Bogan doctors have begun cloning the voices of other aspiring Rhode Island patients and hope to bring the technology to hospitals around the world. OpenAI said it is working cautiously to expand the use of its voice engine, which is not yet publicly available.
Many small AI startups are already selling voice cloning services To the entertainment studio Or make it more widely available. Most voice generation vendors say they prohibit impersonation and abuse, but companies vary in how they enforce their terms of use.
“We want to make sure that everyone whose voice is used in our services has ongoing consent,” said Jeff Harris, head of product at OpenAI. “We want to make sure that the word is not used in a political context, so our approach is to be very specific about who we provide the technology to.”
Harris said OpenAI's next steps include developing a secure “voice authentication” tool that would allow users to replicate just their own voice. That “may be the limit for patients like Lexi, who suddenly lose the ability to speak,” he says. “So we think we need to build a high level of trust, especially with healthcare providers, to provide a little more unfettered access to technology.”
Ms. Bogan has impressed doctors with her focus on thinking about how technology can help people with similar or more severe language impairments.
“Part of what she's done throughout this process is to think about how to tweak this and change this,” Mirza said. “She was a great inspiration to us.”
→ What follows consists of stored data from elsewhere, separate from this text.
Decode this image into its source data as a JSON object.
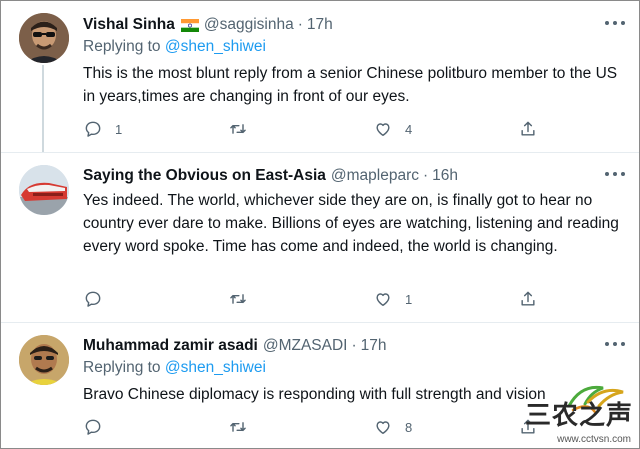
{
  "tweets": [
    {
      "name": "Vishal Sinha",
      "has_flag": true,
      "handle": "@saggisinha",
      "separator": "·",
      "time": "17h",
      "replying_prefix": "Replying to",
      "replying_to": "@shen_shiwei",
      "text": "This is the most blunt reply from a senior Chinese politburo member to the US in years,times are changing in front of our eyes.",
      "reply_count": "1",
      "retweet_count": "",
      "like_count": "4"
    },
    {
      "name": "Saying the Obvious on East-Asia",
      "has_flag": false,
      "handle": "@mapleparc",
      "separator": "·",
      "time": "16h",
      "text": "Yes indeed. The world, whichever side they are on, is finally got to hear no country ever dare to make. Billions of eyes are watching, listening and reading every word spoke.  Time has come and indeed, the world is changing.",
      "reply_count": "",
      "retweet_count": "",
      "like_count": "1"
    },
    {
      "name": "Muhammad zamir asadi",
      "has_flag": false,
      "handle": "@MZASADI",
      "separator": "·",
      "time": "17h",
      "replying_prefix": "Replying to",
      "replying_to": "@shen_shiwei",
      "text": "Bravo Chinese diplomacy is responding with full strength and vision",
      "reply_count": "",
      "retweet_count": "",
      "like_count": "8"
    }
  ],
  "icons": [
    "reply-icon",
    "retweet-icon",
    "like-icon",
    "share-icon",
    "more-icon"
  ],
  "colors": {
    "link": "#1d9bf0",
    "secondary": "#536471",
    "text": "#0f1419"
  },
  "watermark": {
    "text": "三农之声",
    "url": "www.cctvsn.com"
  }
}
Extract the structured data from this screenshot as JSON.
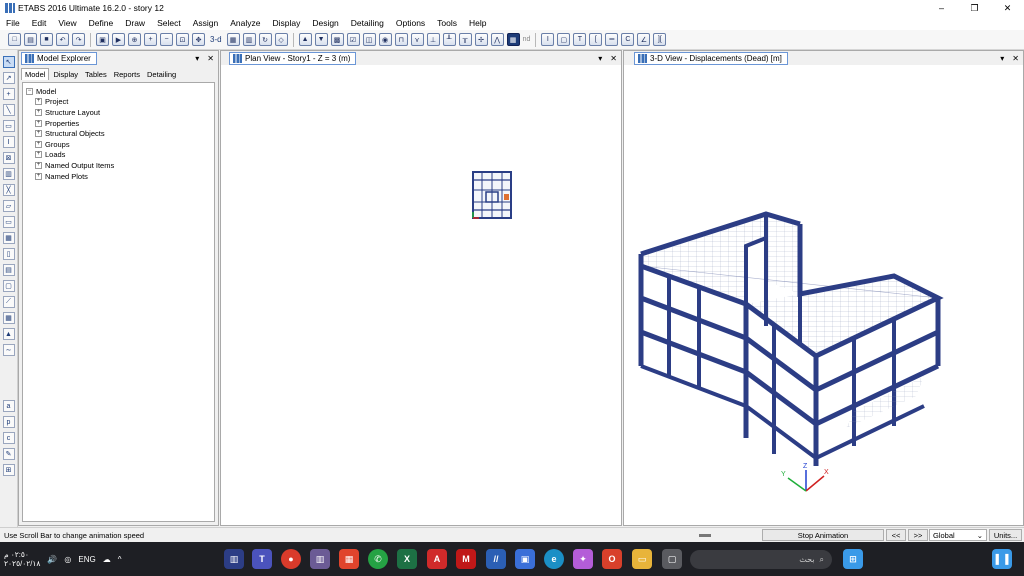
{
  "window": {
    "title": "ETABS 2016 Ultimate 16.2.0 - story 12",
    "buttons": [
      "–",
      "❐",
      "✕"
    ]
  },
  "menu": [
    "File",
    "Edit",
    "View",
    "Define",
    "Draw",
    "Select",
    "Assign",
    "Analyze",
    "Display",
    "Design",
    "Detailing",
    "Options",
    "Tools",
    "Help"
  ],
  "toolbar": {
    "label_3d": "3-d",
    "label_nd": "nd"
  },
  "explorer": {
    "title": "Model Explorer",
    "tabs": [
      "Model",
      "Display",
      "Tables",
      "Reports",
      "Detailing"
    ],
    "active_tab": "Model",
    "root": "Model",
    "items": [
      "Project",
      "Structure Layout",
      "Properties",
      "Structural Objects",
      "Groups",
      "Loads",
      "Named Output Items",
      "Named Plots"
    ]
  },
  "plan_view": {
    "title": "Plan View - Story1 - Z = 3 (m)"
  },
  "view_3d": {
    "title": "3-D View  - Displacements (Dead)  [m]",
    "axes": {
      "x": "X",
      "y": "Y",
      "z": "Z"
    }
  },
  "panel_controls": {
    "dropdown": "▾",
    "close": "✕"
  },
  "status": {
    "message": "Use Scroll Bar to change animation speed",
    "stop_animation": "Stop Animation",
    "prev": "<<",
    "next": ">>",
    "coord_system": "Global",
    "units": "Units..."
  },
  "taskbar": {
    "time": "٠٢:٥٠ م",
    "date": "٢٠٢٥/٠٢/١٨",
    "lang": "ENG",
    "search_placeholder": "بحث"
  }
}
For now, you have to fiddle with your phone to get the voice engine to speak to you, but Bogan has developed language recovery tools that include an electric larynx that fuses with the human body and emits robotic-like sounds, as well as artificial voices. We envision an AI voice engine that improves on old treatments for. Or you can translate words in real time.
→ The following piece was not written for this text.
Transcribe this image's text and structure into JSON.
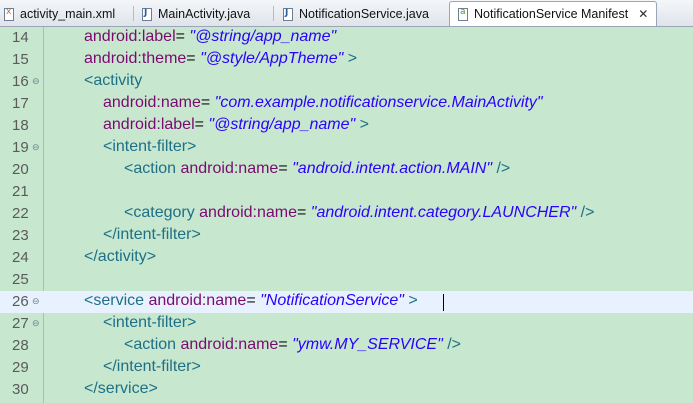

As she grows older, she becomes less sure of what will happen, and the AI's voice continues to sound the same as it did when she was a teenager. Perhaps the technology could allow her AI voice to “age,” she said.
For now, she said, “I don't have my voice completely back, but there are things that are helping me find my voice again.”
___
Associated Press and OpenAI License and technology agreement This allows OpenAI to access some of AP's text archives.